PSR in all its Glory

Posted by George Hamlin
on Friday, September 17, 2021

That’s “Precision Scheduled Railroading”, in the odd case that you’re wondering what the acronym stands for.  So, what do we see in the picture above, of Norfolk Southern train 202 passing by the former N&W depot in Boyce, Virginia (now privately owned) on the NS H-line, on September 3, 2021?

The key point, the train’s overall length, is not visible within the relatively constrained view shown here, but some of its contributing implications are.  The mid-train DPU is one; even more interesting is that this train’s consist comprises both intermodal and manifest freight equipment, something rarely seen on a significant scale in recent times prior to PSR.

The primary game here is to reduce the number of trains, and more importantly, the number of operating crew starts versus previous conditions.  Until recently, there were two manifests between Hagerstown, Maryland and Roanoke, Virginia and a single intermodal in each direction.  Now, the second manifest has been melded into the intermodal, as can be seen here.

Logical questions spring to mind as a result, including “won’t that slow the intermodal down”, and “how do you fit a train that’s now often over 7,000 feet in length into passing sidings that are typically five to six thousand feet long”?
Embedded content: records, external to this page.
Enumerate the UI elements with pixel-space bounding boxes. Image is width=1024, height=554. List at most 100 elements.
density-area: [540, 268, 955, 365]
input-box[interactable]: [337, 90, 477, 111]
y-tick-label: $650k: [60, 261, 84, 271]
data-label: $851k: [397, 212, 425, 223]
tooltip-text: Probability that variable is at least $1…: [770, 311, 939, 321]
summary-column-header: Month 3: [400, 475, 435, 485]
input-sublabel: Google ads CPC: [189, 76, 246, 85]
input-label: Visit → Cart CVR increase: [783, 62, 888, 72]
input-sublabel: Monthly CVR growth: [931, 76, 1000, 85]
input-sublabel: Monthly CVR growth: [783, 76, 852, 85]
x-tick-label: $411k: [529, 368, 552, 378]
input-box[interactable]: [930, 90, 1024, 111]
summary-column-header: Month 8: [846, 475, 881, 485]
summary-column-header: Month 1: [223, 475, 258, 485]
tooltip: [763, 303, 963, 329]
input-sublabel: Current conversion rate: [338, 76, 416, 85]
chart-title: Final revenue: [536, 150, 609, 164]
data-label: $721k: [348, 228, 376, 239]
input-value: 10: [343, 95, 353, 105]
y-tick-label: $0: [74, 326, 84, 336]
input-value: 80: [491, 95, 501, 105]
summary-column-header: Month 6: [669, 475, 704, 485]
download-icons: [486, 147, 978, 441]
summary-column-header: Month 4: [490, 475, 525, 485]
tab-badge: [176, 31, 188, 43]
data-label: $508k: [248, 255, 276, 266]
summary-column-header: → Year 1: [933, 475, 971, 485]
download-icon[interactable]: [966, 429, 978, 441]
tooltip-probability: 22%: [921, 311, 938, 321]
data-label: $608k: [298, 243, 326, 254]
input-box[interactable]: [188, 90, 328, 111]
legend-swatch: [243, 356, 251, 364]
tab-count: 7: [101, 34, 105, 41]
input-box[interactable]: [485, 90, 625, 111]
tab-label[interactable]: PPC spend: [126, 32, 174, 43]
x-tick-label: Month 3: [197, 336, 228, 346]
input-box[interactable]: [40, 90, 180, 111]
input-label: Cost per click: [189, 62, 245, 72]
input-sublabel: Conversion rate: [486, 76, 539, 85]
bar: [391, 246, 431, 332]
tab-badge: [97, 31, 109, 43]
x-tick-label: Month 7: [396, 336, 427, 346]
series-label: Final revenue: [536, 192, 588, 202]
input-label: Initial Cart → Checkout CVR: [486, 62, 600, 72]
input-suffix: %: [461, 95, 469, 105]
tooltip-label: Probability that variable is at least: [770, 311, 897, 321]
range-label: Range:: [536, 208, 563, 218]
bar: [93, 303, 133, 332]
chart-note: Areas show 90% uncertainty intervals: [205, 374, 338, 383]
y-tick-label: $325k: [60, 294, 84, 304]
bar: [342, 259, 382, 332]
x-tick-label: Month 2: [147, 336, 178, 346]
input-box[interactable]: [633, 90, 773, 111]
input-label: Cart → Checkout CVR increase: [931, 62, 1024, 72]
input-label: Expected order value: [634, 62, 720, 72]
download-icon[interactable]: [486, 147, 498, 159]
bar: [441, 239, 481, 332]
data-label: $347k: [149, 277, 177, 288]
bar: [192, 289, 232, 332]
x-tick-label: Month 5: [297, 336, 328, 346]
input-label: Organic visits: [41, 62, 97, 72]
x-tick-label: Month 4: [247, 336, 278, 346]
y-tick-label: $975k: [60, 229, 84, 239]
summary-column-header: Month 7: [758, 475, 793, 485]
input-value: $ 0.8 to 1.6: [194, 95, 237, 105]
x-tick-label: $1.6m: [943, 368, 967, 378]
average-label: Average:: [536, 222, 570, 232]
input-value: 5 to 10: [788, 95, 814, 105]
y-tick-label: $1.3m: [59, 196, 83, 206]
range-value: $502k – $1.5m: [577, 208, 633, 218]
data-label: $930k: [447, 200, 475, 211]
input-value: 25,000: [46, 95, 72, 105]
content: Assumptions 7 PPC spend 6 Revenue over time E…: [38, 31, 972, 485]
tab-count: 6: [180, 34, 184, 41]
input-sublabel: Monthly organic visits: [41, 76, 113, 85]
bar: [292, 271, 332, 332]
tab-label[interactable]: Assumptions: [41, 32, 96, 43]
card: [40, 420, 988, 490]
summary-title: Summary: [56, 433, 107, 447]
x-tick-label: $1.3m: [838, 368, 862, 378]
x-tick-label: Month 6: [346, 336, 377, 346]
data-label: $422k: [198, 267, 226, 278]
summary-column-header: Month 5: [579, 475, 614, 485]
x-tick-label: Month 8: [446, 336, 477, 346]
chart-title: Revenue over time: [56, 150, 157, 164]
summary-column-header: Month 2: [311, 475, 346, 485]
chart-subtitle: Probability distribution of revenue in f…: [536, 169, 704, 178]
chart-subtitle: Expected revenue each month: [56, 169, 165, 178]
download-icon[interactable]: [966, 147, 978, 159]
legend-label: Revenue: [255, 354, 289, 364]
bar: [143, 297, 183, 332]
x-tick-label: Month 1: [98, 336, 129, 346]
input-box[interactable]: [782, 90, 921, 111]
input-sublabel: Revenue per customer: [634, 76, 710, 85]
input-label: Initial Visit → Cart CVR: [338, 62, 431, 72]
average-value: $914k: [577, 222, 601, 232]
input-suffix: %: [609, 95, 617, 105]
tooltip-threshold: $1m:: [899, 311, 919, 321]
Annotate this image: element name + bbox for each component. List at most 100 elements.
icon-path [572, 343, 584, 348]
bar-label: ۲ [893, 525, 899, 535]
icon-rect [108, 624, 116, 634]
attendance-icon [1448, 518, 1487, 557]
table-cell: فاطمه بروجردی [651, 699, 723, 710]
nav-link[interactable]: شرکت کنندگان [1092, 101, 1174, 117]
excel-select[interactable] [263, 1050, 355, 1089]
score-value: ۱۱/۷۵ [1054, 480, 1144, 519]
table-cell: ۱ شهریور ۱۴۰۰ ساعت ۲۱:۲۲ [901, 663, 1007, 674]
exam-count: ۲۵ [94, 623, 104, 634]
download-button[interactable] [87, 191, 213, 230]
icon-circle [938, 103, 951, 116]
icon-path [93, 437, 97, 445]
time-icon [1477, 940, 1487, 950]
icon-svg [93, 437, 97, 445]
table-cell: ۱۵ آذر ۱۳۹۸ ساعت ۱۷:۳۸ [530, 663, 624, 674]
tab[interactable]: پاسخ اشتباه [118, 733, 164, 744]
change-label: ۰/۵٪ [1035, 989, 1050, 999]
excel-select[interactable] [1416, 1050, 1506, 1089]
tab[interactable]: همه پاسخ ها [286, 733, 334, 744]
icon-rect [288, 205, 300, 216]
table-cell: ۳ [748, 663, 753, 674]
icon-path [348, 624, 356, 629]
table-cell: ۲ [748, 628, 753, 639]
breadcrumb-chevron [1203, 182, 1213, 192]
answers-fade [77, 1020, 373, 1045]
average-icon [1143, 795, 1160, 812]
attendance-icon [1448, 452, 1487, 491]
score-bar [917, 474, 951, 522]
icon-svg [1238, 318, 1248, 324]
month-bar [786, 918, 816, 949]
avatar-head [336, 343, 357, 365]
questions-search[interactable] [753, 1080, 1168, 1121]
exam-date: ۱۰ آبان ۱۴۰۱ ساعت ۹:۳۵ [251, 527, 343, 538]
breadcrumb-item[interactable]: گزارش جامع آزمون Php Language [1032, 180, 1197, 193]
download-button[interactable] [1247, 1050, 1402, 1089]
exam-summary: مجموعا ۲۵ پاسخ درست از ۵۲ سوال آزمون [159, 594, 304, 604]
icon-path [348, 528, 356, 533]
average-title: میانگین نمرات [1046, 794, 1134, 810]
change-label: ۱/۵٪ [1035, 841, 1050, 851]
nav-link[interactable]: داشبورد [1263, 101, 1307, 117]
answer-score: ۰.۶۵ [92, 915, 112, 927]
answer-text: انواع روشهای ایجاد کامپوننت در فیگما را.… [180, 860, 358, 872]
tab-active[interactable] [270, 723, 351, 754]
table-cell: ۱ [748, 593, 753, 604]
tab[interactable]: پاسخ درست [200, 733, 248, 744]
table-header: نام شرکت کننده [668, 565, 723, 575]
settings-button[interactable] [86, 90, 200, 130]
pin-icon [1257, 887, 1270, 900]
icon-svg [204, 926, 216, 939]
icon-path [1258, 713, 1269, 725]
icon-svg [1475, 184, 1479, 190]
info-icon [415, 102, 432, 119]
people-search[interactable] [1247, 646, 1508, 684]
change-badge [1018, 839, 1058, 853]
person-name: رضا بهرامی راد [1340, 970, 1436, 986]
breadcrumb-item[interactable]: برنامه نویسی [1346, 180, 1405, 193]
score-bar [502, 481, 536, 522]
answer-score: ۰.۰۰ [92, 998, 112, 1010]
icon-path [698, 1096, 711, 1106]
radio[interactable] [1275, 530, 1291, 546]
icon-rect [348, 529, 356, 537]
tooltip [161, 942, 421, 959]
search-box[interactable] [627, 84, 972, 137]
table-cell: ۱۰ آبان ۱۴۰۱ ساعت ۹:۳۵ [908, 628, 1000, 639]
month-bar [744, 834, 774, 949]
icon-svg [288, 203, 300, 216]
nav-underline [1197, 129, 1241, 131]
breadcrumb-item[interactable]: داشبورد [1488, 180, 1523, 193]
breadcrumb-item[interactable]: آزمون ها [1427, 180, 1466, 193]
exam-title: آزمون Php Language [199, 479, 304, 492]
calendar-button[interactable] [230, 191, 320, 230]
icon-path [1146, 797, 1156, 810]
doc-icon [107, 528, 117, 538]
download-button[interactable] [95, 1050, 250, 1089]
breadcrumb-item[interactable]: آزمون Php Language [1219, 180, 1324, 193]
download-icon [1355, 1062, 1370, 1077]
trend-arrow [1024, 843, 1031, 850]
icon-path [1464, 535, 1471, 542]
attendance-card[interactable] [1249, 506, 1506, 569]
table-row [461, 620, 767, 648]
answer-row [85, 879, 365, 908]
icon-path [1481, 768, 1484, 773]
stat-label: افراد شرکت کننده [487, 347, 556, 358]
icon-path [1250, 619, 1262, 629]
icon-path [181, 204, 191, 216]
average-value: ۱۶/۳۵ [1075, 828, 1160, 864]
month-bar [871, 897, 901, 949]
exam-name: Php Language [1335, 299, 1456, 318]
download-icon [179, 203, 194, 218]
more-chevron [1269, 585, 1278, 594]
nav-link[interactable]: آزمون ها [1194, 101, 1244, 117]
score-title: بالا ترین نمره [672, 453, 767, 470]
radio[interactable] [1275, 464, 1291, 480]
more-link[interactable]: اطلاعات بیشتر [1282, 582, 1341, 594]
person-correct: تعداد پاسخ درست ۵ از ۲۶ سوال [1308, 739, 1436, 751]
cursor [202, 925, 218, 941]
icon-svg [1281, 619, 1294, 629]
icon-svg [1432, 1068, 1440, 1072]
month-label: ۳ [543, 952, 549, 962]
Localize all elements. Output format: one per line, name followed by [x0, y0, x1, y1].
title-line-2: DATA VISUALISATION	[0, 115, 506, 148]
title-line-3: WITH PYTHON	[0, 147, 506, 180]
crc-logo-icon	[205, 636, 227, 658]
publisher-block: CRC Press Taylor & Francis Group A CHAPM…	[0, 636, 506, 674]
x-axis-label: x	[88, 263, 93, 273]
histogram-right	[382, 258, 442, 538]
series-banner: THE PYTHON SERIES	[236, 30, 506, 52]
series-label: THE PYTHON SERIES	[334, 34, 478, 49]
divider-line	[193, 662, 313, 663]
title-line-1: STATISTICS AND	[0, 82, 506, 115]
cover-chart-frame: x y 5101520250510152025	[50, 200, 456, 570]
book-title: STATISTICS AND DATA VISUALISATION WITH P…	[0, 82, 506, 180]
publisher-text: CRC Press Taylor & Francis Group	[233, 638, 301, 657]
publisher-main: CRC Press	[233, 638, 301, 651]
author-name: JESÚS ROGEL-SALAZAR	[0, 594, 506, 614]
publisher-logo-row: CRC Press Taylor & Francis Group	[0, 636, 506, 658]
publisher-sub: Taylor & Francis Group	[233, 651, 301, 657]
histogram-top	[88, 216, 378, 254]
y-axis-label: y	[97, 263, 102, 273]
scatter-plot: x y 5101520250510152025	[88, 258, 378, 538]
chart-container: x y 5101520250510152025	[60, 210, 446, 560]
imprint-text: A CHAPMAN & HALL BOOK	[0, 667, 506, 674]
In reality, one answer trumps these, and virtually any other questions posed on this account.  Doing this lowers expenses, and hence improves the operating ratio, that is, expenses divided by revenues.  This has now been turned into a number with something approaching the status of almighty in the railroad industry, and there is continuing pressure for further reductions.

This, of course, raises the issue of whether a business can save its way into prosperity.  Yes, it’s nice to control costs and eliminate unnecessary expenses, but how do you balance that with the need to attract more, and especially, more profitable business going forward?

After all, the operating ratio is nothing more than what its name implies: a mathematical relationship between a railroad’s revenues and costs.  For that matter, the OR can be improved (i.e. lowered) both by either reducing costs or by increasing revenues.  And it’s possible to improve OR by increasing operating costs … if operating revenues increase more.

For example, if revenues were $100 million, and operating costs were $70 million, the operating ratio would be 70 percent.  If the production of an additional $15 million in revenues could be accomplished via an addition of $10 million in operating costs, the operating ratio would be 67 percent.  New business often produces additional costs, but if done prudently, this has the possibility of improving this metric even with an increase in overall operating costs!

No, this isn’t easy, or “everybody would be doing it” (although that also seems to be the rationale for PSR, with the exception of the BNSF…).  However, where there is available capacity, the possibility exists.  For that matter, improved service, along with better crew utilization, might actually produce efficiencies that cause expenses to go down, not up.  Even if that does not occur, there are certainly times when a modest increase in cost can leverage a greater increase in revenues.

An example of this in another mode is provided by Delta Airlines.  Following its emergence from bankruptcy in 2007, a new top management team sought to change the carrier’s culture to create a premium product that customers would choose to pay for.  A key change was assuring operational reliability, by adding more spare aircraft to the airline’s schedules.  This, of course, produced an increase, not a reduction, in operating costs.

By 2014, the Delta was named Airline of the Year by a respected trade journal, and the CEO was named one of the World’s Best CEOs by Barron’s magazine.  I suspect that more than a few of you reading this will be surprised to learn that this was during Richard Anderson’s tenure as Delta CEO.

At the end of the day, operating ratio is a single statistical measure, not a strategy, nor a definitive indicator of whether a company will survive, much less prosper, in the long term.